The accused shooter who opened fire at a grocery store in Buffalo, New York is only 18 years old, and we need to have a serious conversation about what motivates boys to commit these terrible acts. Some may try to laugh it off or call it a distraction, but we should not ignore the link to violent video games. The shooter dressed up like a character found in violent video games to which millions of teenage boys are addicted. He wore camouflage and a helmet as can be seen in images from “Call of Duty,” one of the most popular shooter games around.

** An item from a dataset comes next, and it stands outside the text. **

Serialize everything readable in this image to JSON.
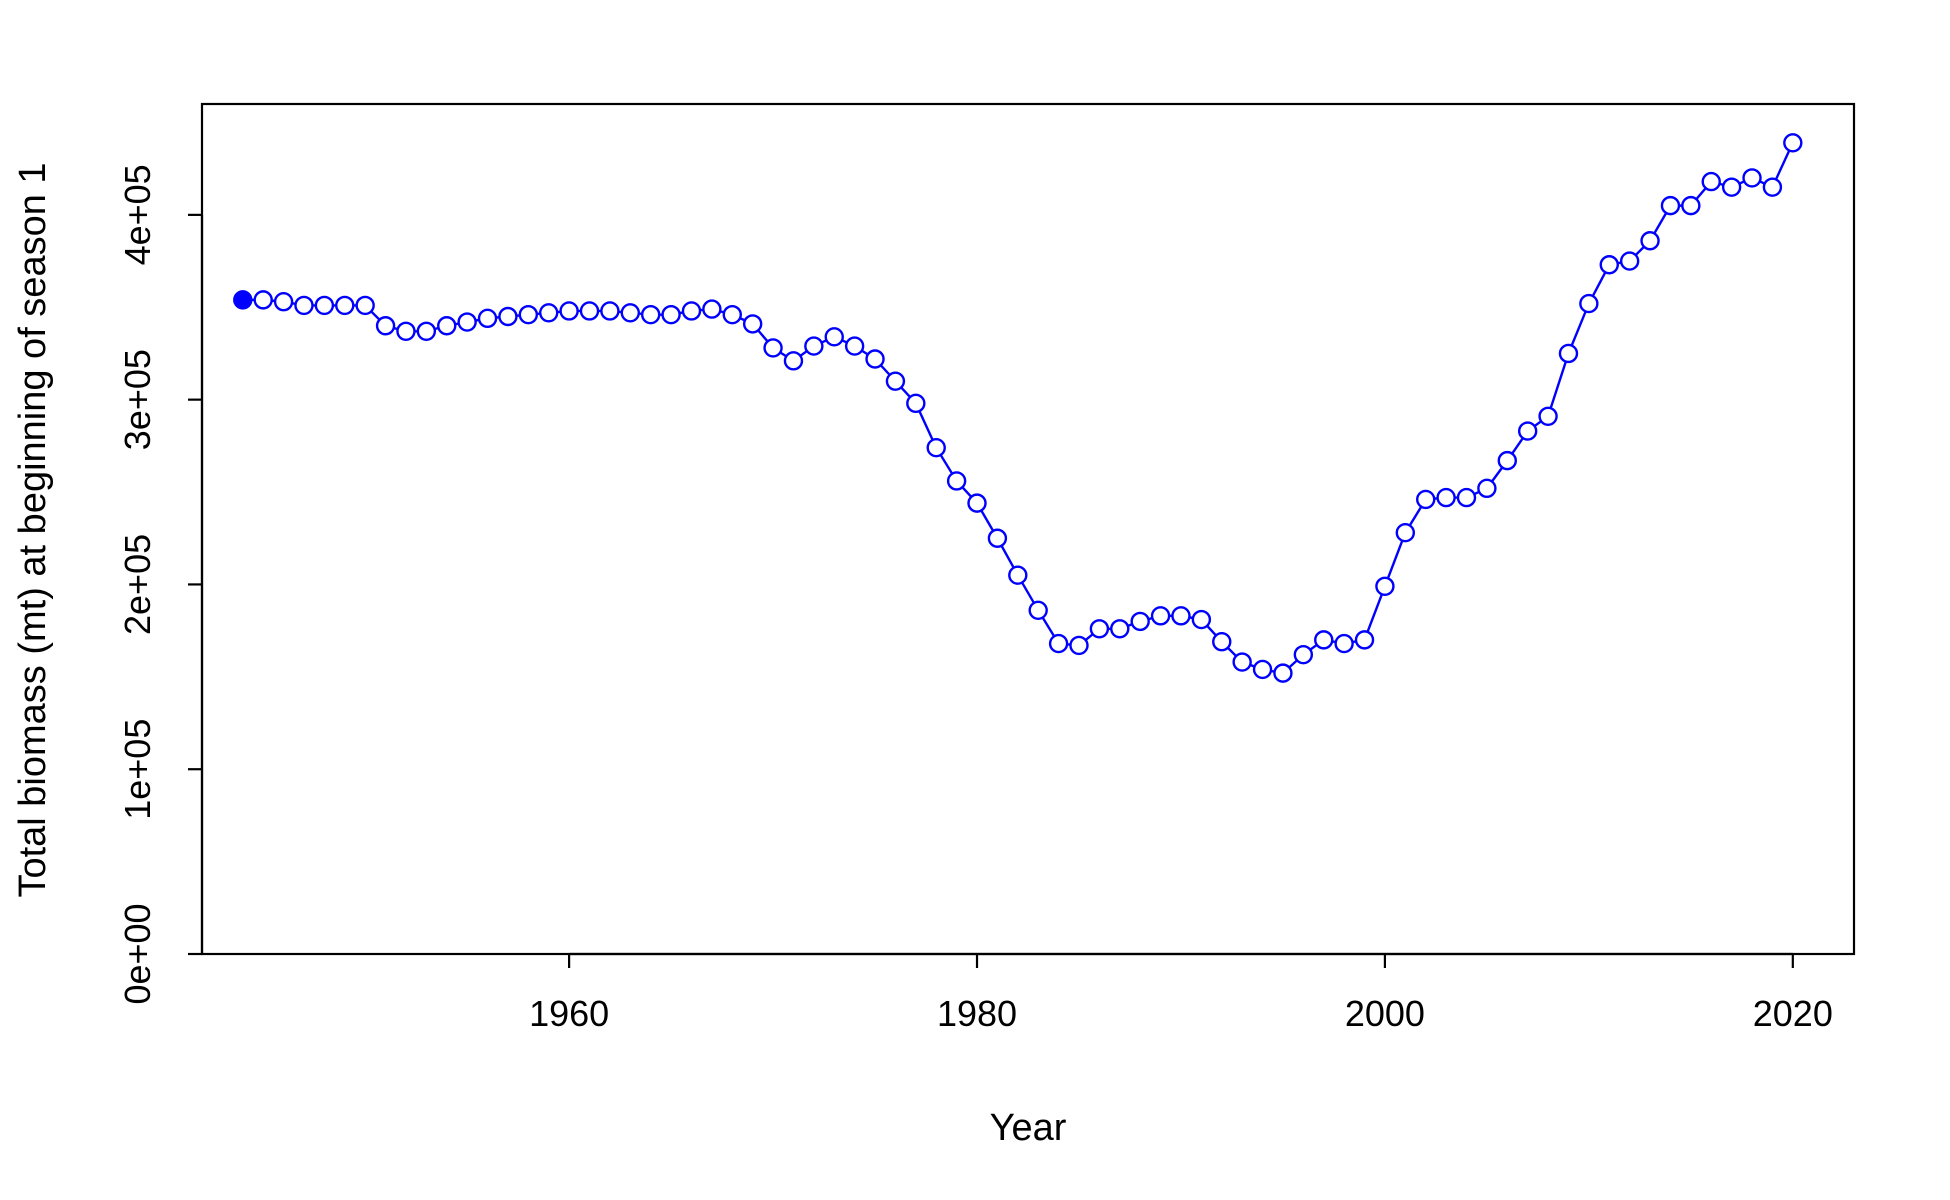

He has no military training but ruthlessly killed with horrific efficiency. Being shot at by a security guard did not faze him, as these games train players to continue shooting rapidly in order to score as many points as possible. The deadly mindset encouraged by playing thousands of hours of shooter games should be reprimanded.
Young men at age 18 should be learning skills to become productive members of society. The Buffalo, New York shooter is apparently from a strong family having parents who are civil engineers, so familiar arguments about broken families leading to crime do not singlehandedly explain this shooting rampage by a privileged young man.
In the same weekend, a Milwaukee gunman opened fire on a crowd of 300 to 500 people after game six of the NBA playoffs between the Milwaukee Bucks and Boston Celtics. Police complained about understaffing to handle such violence in a rowdy crowd, which resulted in 17 people being shot, none fatally. But understaffing of urban police does not fit the liberal narrative, either. Republicans are obviously not to blame for these mass shootings, and should lead to address the contributing causes of addictive violent video games and understaffing police departments.
The demagoguery by Democrats in exploiting these tragedies does not help prevent them. Blaming it all on the gun will not prevent even a single mass shooting. Instead, we have to talk about the people holding the guns, and what could motivate them to do what they do. If we aren’t willing to talk about the role violent video games play, we can’t find the solutions we seek.